大澤真幸が編著の、アキハバラ殺傷事件について記した『アキハバラ発<00年代>への問い』を読んだ。二十人以上の人間が短いコラムやら対談やらを寄稿していて、その中には結構有名な名前、斉藤環森達也永井均雨宮処凛平野啓一郎、らがあるのだが、個人的にはその中で読んで面白いと思ったのは東浩紀湯浅誠だけだった。

 湯浅誠NPO法人「自立生活サポートセンター・もやい」に所属している(事務局長)のだが、彼のところに秋葉原の事件があった六月に、こんなメールが届いたらしい。内容を完結に並べてみると、

「派遣会社が給与を支払わない」
「生活ができない」
「仕事を探そうにも日々の生活のために日雇いを選ばざるをえない」
「日雇いは仕事が不定期だし賃金も低い」
「働きたいが思うように働けなくて鬱状態
「金がなくてライフラインがとまる」
「どうしたらいいのでしょうか?」

 湯浅氏によればこういったメールは珍しいものではなく、多くの人達に共通しているのは「ホームレスか自殺か」といった選択肢しか思い浮かばないことだという。俺もそうだ。この先に折れてしまったならば、ホームレスか自殺か、貧困な発想だ。

 湯浅氏は自分の短い文章をこう締めくくっている。

「このような事件を二度と起こしてはならない、と人々は言う。その通りだ。しかし、本当に第二、第三の被害者が出ないような施策が真剣に検討されているかと言えば、そのとき人々はただちに別の理屈を持ち出して、それを回避する。いわく、「企業のグローバル化は止めようがなく、低賃金・不安定雇用が触れるのは仕方ない」「財政が逼迫している以上、社会保障費抑制は仕方ない」。でも「夢を捨てちゃいけない」…。
 結局現実はほとんど改変されることなく、あるべき姿と現実の狭間に放り出された者たちは、今回の事件以前も以後も同じ条件付き選択を迫られる。「自分から一方的に屈服するか、あるいは溜め込んだフラストレーションを爆発させるか。ただし、どんなことがあっても他人に向けるんじゃないぞ。命は大切な物だから」と。第二、第三の事件、第二、第三の罪なき被害者を準備しているのは誰なのか。いつまでもそんな都合のいいごまかしは通用しないし、させてはいけない」

 東の発言はインタヴュー形式だが、それがとても良心的な発言で、どこを引用しようか、と迷った。以下発言の一部分を引用するが、できたら一部ではなく全文に当たって欲しいと思う。

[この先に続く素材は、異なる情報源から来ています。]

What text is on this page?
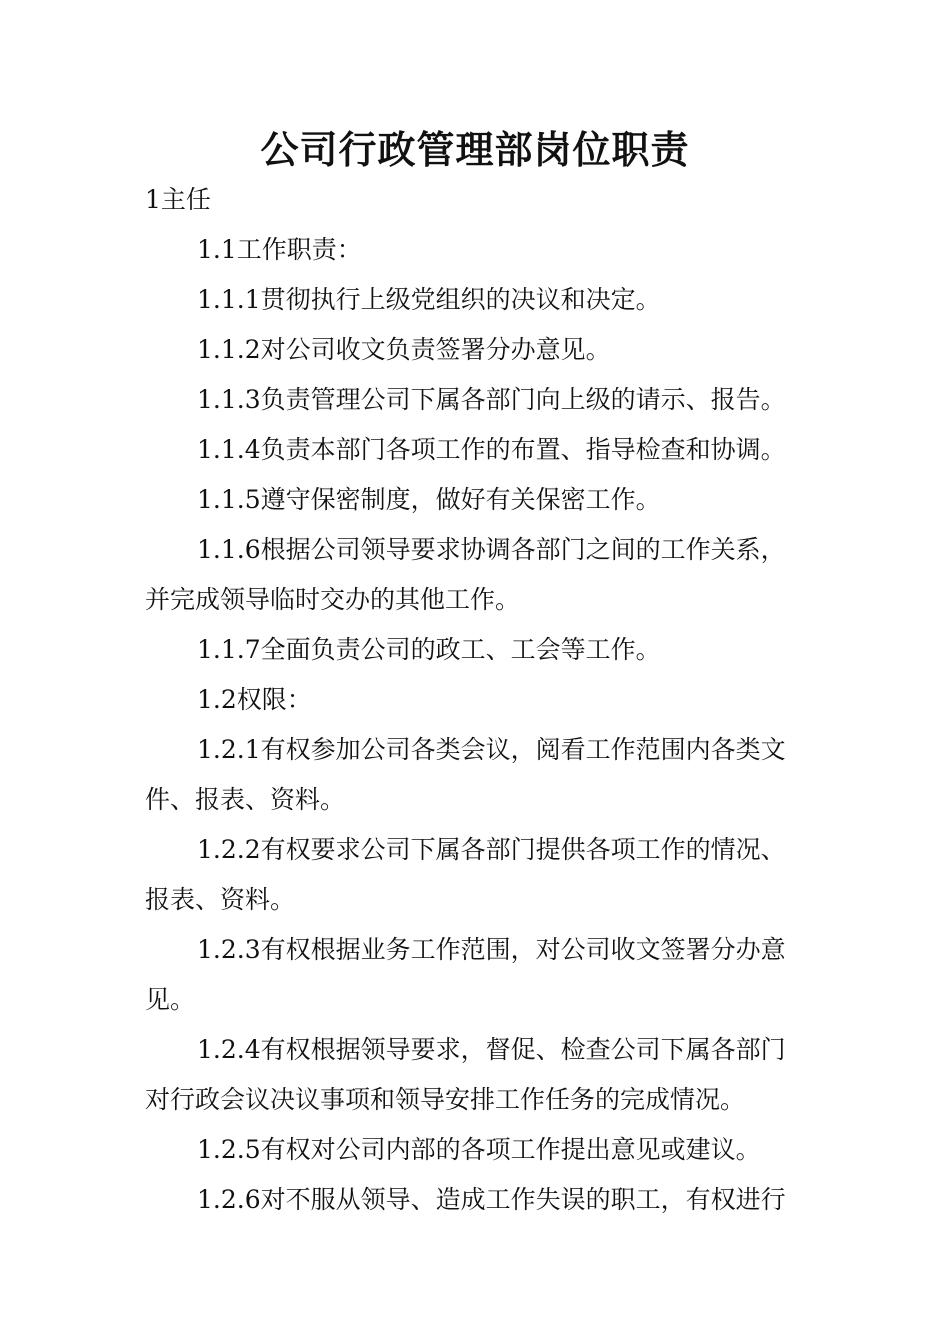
公司行政管理部岗位职责

1主任

1.1工作职责：

1.1.1贯彻执行上级党组织的决议和决定。

1.1.2对公司收文负责签署分办意见。

1.1.3负责管理公司下属各部门向上级的请示、报告。

1.1.4负责本部门各项工作的布置、指导检查和协调。

1.1.5遵守保密制度，做好有关保密工作。

1.1.6根据公司领导要求协调各部门之间的工作关系，并完成领导临时交办的其他工作。

1.1.7全面负责公司的政工、工会等工作。

1.2权限：

1.2.1有权参加公司各类会议，阅看工作范围内各类文件、报表、资料。

1.2.2有权要求公司下属各部门提供各项工作的情况、报表、资料。

1.2.3有权根据业务工作范围，对公司收文签署分办意见。

1.2.4有权根据领导要求，督促、检查公司下属各部门对行政会议决议事项和领导安排工作任务的完成情况。

1.2.5有权对公司内部的各项工作提出意见或建议。

1.2.6对不服从领导、造成工作失误的职工，有权进行
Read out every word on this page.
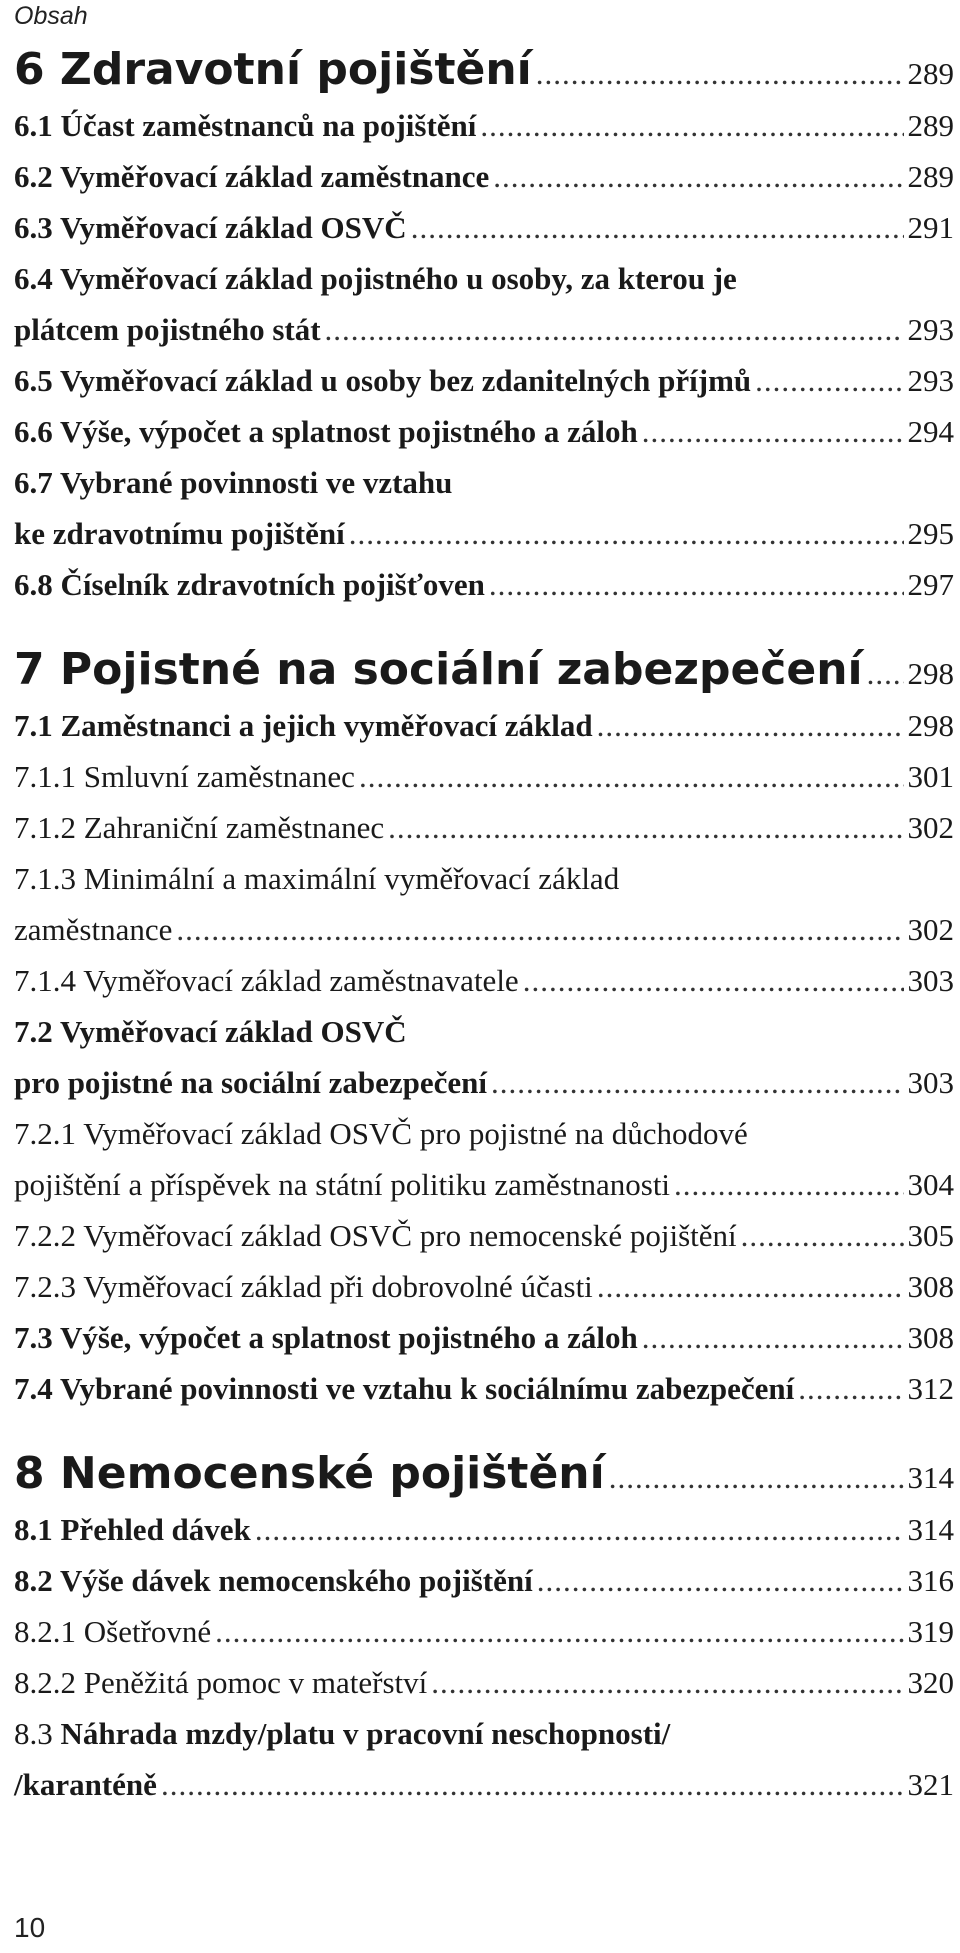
Obsah
6 Zdravotní pojištění .....	289
6.1 Účast zaměstnanců na pojištění .....	289
6.2 Vyměřovací základ zaměstnance .....	289
6.3 Vyměřovací základ OSVČ .....	291
6.4 Vyměřovací základ pojistného u osoby, za kterou je
plátcem pojistného stát .....	293
6.5 Vyměřovací základ u osoby bez zdanitelných příjmů .....	293
6.6 Výše, výpočet a splatnost pojistného a záloh .....	294
6.7 Vybrané povinnosti ve vztahu
ke zdravotnímu pojištění .....	295
6.8 Číselník zdravotních pojišťoven .....	297
7 Pojistné na sociální zabezpečení ..... 298
7.1 Zaměstnanci a jejich vyměřovací základ .....	298
7.1.1 Smluvní zaměstnanec .....	301
7.1.2 Zahraniční zaměstnanec .....	302
7.1.3 Minimální a maximální vyměřovací základ
zaměstnance .....	302
7.1.4 Vyměřovací základ zaměstnavatele .....	303
7.2 Vyměřovací základ OSVČ
pro pojistné na sociální zabezpečení .....	303
7.2.1 Vyměřovací základ OSVČ pro pojistné na důchodové
pojištění a příspěvek na státní politiku zaměstnanosti .....	304
7.2.2 Vyměřovací základ OSVČ pro nemocenské pojištění .....	305
7.2.3 Vyměřovací základ při dobrovolné účasti .....	308
7.3 Výše, výpočet a splatnost pojistného a záloh .....	308
7.4 Vybrané povinnosti ve vztahu k sociálnímu zabezpečení .....	312
8 Nemocenské pojištění .....	314
8.1 Přehled dávek .....	314
8.2 Výše dávek nemocenského pojištění .....	316
8.2.1 Ošetřovné .....	319
8.2.2 Peněžitá pomoc v mateřství .....	320
8.3 Náhrada mzdy/platu v pracovní neschopnosti/
/karanténě .....	321
10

「僕は若い学生に合うことが多いのですが、彼らにとっては、もはや批評イコール社会学になっています。そうすると、対象を意味づけることに慎重にならざるをえない。社会学は分析するけれど意味づけしない学問だ、と友人の社会学者が強調するのを聞いたことがあります。これは倫理であると同時に、やはり決定的な限界でもある。そのような限界を抱えた社会学的方法が評論のスタンダードになってしまった時代では、何か事件が起きたとしても、事件そのものの解釈を棚上げし、事件についての言説をめぐつメタ言説分析がもっとも優位に見えるになります」

 印刷媒体や論壇の麻痺、溢れる一見おさまりの良いメタ言説への警告、東が「この時代」の「知識人」達の態度に関して考え、実践しているのを俺はとても良心的だと感じたのだ。自身で「大きな物語がなくなったという僕の主張と矛盾するかもしれないが」と断った後で「小文字の知識人でよい」「アキバということもあり、僕がやるべきだろう」「プライベートにパブリックな使命感を感じたという感じ(原文ママ)」「ポストモダンの時代には公的な知識人なるものは存在できないと思っている。もし僕が今回、公的な知識人として振舞ったとすると、逆に、いまの社会で発言すべきことは他にも沢山あるのに、なぜ秋葉原事件についてばかり熱心に語るのだと言われて反論できない。だから僕は、プライベートにパブリックに振舞うことにしたのだ、という入り組んだ答えを返します」

 引用してもごちゃごちゃしてしまってうまくまとめられないので、時間がある人は是非「立ち読み」して欲しい。だが、東と湯浅氏の真摯な態度の幾らかはこの断片でも伝わるのではないかと思う。

 そして、ふと感じた、湯浅氏に心配されるような若者の一人である「俺」が、現代の論壇やらに(なるべく無視しているつもりでも)危機感やらを抱いているという、この滑稽さ。
 
 とか書くことが出来るのは、俺は労働問題や社会学に関与が薄く、あくまで趣味の読書の一つとしての付き合い、という自己認識があるからなのだ。

 二年位前まで、俺は社会学者等に強い不信感を抱いていた。無理矢理名前をつけるなんて野暮の極みだと、一面の真実がどの程度の物だと軽蔑していた。それでも良識ある社会学者の本を読むと、彼らの真摯さに打たれることができるのだ。

 繰り返すが社会学は野暮だ。馬鹿なことを言っているだろうか?まあ、見当違いにしても、俺は楽しい本、詩的な読み物が好きなのだから、仕方がない、けれど、彼らは知的遊戯としてのゲーム以上の意志を伝えてくれたのはまぎれもない事実だ(言い方に御幣があるだろうが、頭の良い《と俺が思い込んでいる》人の本を読むのはなんだって楽しい)、何よりも、彼らは俺達が加害者の一人でもある事実を忘れていない、俺にもそれを思い起こさせてくれる。

 でも、加害者にもできることがある。彼らはそれを提案する。知性か真摯さがあれば、規模はどうであれ力になれると俺は信じる。そして何より、折れない為の(それは俺にとって社会学ではないので)詩的なものや楽しみを手に出来ますようにと幼児的な祈りを、次の日達に。